Thai Union Group Investing in a Vietnam Seafood Processor

Songkla Canning PCL. (SCC), Thailand's major processor and exporter of canned seafood and a subsidiary of Thai Union Frozen Products PCL. (TUF), will make an investment worth Bt110 million in Yeuh Chyang Canned Food Co., Ltd. (YCC), a Vietnam-based processor and exporter of canned seafood. The investment is expected to provide Thai Union Group with several business advantages.

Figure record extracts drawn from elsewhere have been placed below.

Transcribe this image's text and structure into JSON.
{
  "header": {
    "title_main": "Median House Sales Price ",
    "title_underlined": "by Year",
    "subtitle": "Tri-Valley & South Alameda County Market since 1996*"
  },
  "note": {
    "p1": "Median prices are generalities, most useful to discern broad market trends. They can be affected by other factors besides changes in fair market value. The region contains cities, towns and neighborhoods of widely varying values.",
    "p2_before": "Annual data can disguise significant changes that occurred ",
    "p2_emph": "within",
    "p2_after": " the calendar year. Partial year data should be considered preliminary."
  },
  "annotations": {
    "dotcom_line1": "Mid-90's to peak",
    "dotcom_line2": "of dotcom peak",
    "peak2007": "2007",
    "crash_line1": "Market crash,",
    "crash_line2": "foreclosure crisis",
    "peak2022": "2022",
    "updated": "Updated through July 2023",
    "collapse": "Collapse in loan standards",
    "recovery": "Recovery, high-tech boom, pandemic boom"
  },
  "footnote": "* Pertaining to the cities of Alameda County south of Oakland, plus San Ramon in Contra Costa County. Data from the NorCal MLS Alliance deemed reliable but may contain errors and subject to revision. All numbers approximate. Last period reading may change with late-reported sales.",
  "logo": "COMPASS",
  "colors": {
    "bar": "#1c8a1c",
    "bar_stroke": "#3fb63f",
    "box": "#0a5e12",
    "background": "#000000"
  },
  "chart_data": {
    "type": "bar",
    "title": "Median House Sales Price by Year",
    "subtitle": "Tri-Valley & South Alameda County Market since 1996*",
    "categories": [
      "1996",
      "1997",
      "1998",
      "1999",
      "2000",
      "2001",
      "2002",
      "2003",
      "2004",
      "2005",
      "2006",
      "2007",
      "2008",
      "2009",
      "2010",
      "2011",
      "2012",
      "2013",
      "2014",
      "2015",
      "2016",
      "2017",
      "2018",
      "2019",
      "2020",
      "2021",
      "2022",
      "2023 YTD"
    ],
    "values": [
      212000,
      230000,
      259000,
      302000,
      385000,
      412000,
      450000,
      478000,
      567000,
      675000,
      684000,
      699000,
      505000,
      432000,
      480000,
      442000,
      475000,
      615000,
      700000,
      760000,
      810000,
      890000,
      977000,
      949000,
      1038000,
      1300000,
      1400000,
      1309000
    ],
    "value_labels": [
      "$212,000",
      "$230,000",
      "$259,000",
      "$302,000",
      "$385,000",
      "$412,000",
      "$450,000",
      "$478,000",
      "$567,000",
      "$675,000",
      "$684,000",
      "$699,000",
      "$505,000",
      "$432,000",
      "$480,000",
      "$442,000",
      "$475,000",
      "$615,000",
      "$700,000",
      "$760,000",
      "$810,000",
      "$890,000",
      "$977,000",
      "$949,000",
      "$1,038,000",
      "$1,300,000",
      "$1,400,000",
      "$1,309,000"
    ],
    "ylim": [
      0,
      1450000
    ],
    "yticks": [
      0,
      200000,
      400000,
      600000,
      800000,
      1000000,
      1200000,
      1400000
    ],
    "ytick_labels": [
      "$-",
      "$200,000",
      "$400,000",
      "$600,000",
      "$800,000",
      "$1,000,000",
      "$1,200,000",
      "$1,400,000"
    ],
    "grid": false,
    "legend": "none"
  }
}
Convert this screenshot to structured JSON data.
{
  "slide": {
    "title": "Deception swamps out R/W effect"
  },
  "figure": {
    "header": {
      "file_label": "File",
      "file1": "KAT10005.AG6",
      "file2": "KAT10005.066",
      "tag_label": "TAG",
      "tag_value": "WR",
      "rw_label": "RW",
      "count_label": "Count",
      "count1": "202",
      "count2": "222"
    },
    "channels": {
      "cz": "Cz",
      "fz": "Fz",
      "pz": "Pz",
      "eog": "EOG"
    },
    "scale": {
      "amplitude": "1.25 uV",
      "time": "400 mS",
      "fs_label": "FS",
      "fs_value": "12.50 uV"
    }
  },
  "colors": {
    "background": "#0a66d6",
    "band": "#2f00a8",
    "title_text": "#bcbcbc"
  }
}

According to Mr. Thiraphong Chansiri, president of TUF, "Our board of directors has passed a resolution in favor of such acquisition through Songkla Canning. We believe that TUF and Songkla Canning will benefit from the investment. Through this transaction, Songkla Canning will become the biggest shareholder with a 51% stake of Yueh Chyang. This will add more processing capacity to the group as well as expanding its geographic manufacturing base. The investment will be close to Bt 110 million which is equivalent to fifty-one percent of the current book value of Yueh Chyang. We consider the purchase price appropriate given the market opportunity and the expected return on investment.

"Yeuh Chyang is one of the leading canned seafood processors and exporters in Vietnam. It is located in Long-An province employing over 1,000 workers with a cold storage capacity up to 400 tons. The firm's three main products are pasteurized crabmeat, canned shellfish and tuna with the United States/Canada, the European Union and Asia as its major export markets. Its tuna processing capacity has been small, compared with those of crab and shrimp. However, the firm is ramping up its capacity at the moment. This will further add to the processing capacity of Thai Union Group. Because of this expansion as well as its small base, we expect its tuna sales to jump 47% in 2008 and 49% in 2009 respectively."

"The primary objective of this investment is to further diversify our group's geographic manufacturing base. Other equally important factors include the low labor cost and the stable foreign exchange rate which are critical to our cost competitiveness. The labor cost in Vietnam is generally low. Also, Vietnamese Dong has been holding a very stable relationship with the U.S. dollar as opposed to Thai Baht. Vietnamese Dong moved less than 1% against USD from a year ago. Moreover, the trade relationship between Vietnam and the United States as well as the European Union has been improving. This provides us with even more business opportunities in those markets," explained the president.

"This investment in Vietnam will add to our existing facilities which now include three fish processing plants in Thailand, one plant in Indonesia and one in American Samoa. In addition to diversification of our production base, our presence in Vietnam will provide us with more business opportunities in the future. We are confident that the investment will work to our advantages," added the president.

"In the past few years, Vietnam has achieved remarkable economic growth. After becoming a member of WTO, the country is now subject to much less trade barriers like before. Geographically, Vietnam's location is favorable for the seafood industry, given its coastline which is comparable to that of Thailand. Out of its population of 85 million, 45 million are of working age. Over 90% of the total population is literate. Besides the low labor cost, the strong work ethics of its workforce gives the country a competitive edge. With all these positives, we are convinced that we should be able to generate satisfactory returns from this investment," concluded the president.